David Noever,Sam Hyams
DOI: https://doi.org/10.48550/arXiv.2308.07326
2023-08-08
Abstract:The research explores the steerability of Large Language Models (LLMs), particularly OpenAI's ChatGPT iterations. By employing a behavioral psychology framework called OCEAN (Openness, Conscientiousness, Extroversion, Agreeableness, Neuroticism), we quantitatively gauged the model's responsiveness to tailored prompts. When asked to generate text mimicking an extroverted personality, OCEAN scored the language alignment to that behavioral trait. In our analysis, while "openness" presented linguistic ambiguity, "conscientiousness" and "neuroticism" were distinctly evoked in the OCEAN framework, with "extroversion" and "agreeableness" showcasing a notable overlap yet distinct separation from other traits. Our findings underscore GPT's versatility and ability to discern and adapt to nuanced instructions. Furthermore, historical figure simulations highlighted the LLM's capacity to internalize and project instructible personas, precisely replicating their philosophies and dialogic styles. However, the rapid advancements in LLM capabilities and the opaque nature of some training techniques make metric proposals degrade rapidly. Our research emphasizes a quantitative role to describe steerability in LLMs, presenting both its promise and areas for further refinement in aligning its progress to human intentions.
Artificial Intelligence,Computation and Language,Machine Learning
What problem does this paper attempt to address?

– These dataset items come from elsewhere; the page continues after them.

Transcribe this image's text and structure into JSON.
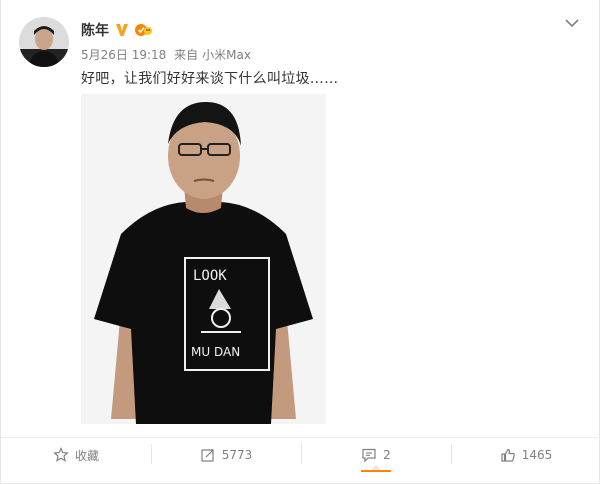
{
  "post": {
    "author": "陈年",
    "date": "5月26日 19:18",
    "via": "来自",
    "source": "小米Max",
    "text": "好吧，让我们好好来谈下什么叫垃圾……",
    "photo_caption_lines": [
      "LOOK",
      "MU DAN"
    ]
  },
  "actions": {
    "favorite_label": "收藏",
    "repost_count": "5773",
    "comment_count": "2",
    "like_count": "1465"
  },
  "colors": {
    "accent": "#ff8200",
    "verified": "#f7a41d",
    "muted": "#808080"
  },
  "icons": [
    "avatar",
    "verified-icon",
    "vip-icon",
    "chevron-down-icon",
    "star-icon",
    "repost-icon",
    "comment-icon",
    "like-icon"
  ]
}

The problem that this paper attempts to solve is the **steerability** problem of large language models (LLM). Specifically, researchers have explored how to guide or control large - language models such as OpenAI's ChatGPT through specific prompts, enabling them to generate texts that conform to specific emotions or intellectual styles. The paper mentions that although the steerability of LLM has received some attention, there is currently a lack of a standardized measurement method to evaluate the steerability among different models. Therefore, the main objective of the research is to develop a set of quantitative indicators to evaluate the LLM's ability to respond to user prompts, especially in terms of simulating personality traits and having conversations with historical figures. To achieve this goal, the research adopts the **OCEAN model** (Openness, Conscientiousness, Extraversion, Agreeableness, Neuroticism) as a behavioral psychology framework and tests whether the model can generate texts according to the expected behavioral characteristics through customized prompts. In addition, the research also designs experiments on simulating conversations with historical figures to examine the model's ability to maintain role consistency in complex situations and generate conversations that are in line with the figures' backgrounds. These experiments not only help to understand the steerability of LLM but also provide new directions for future research, especially in terms of improving the model's cultural sensitivity, ethics, and global relevance.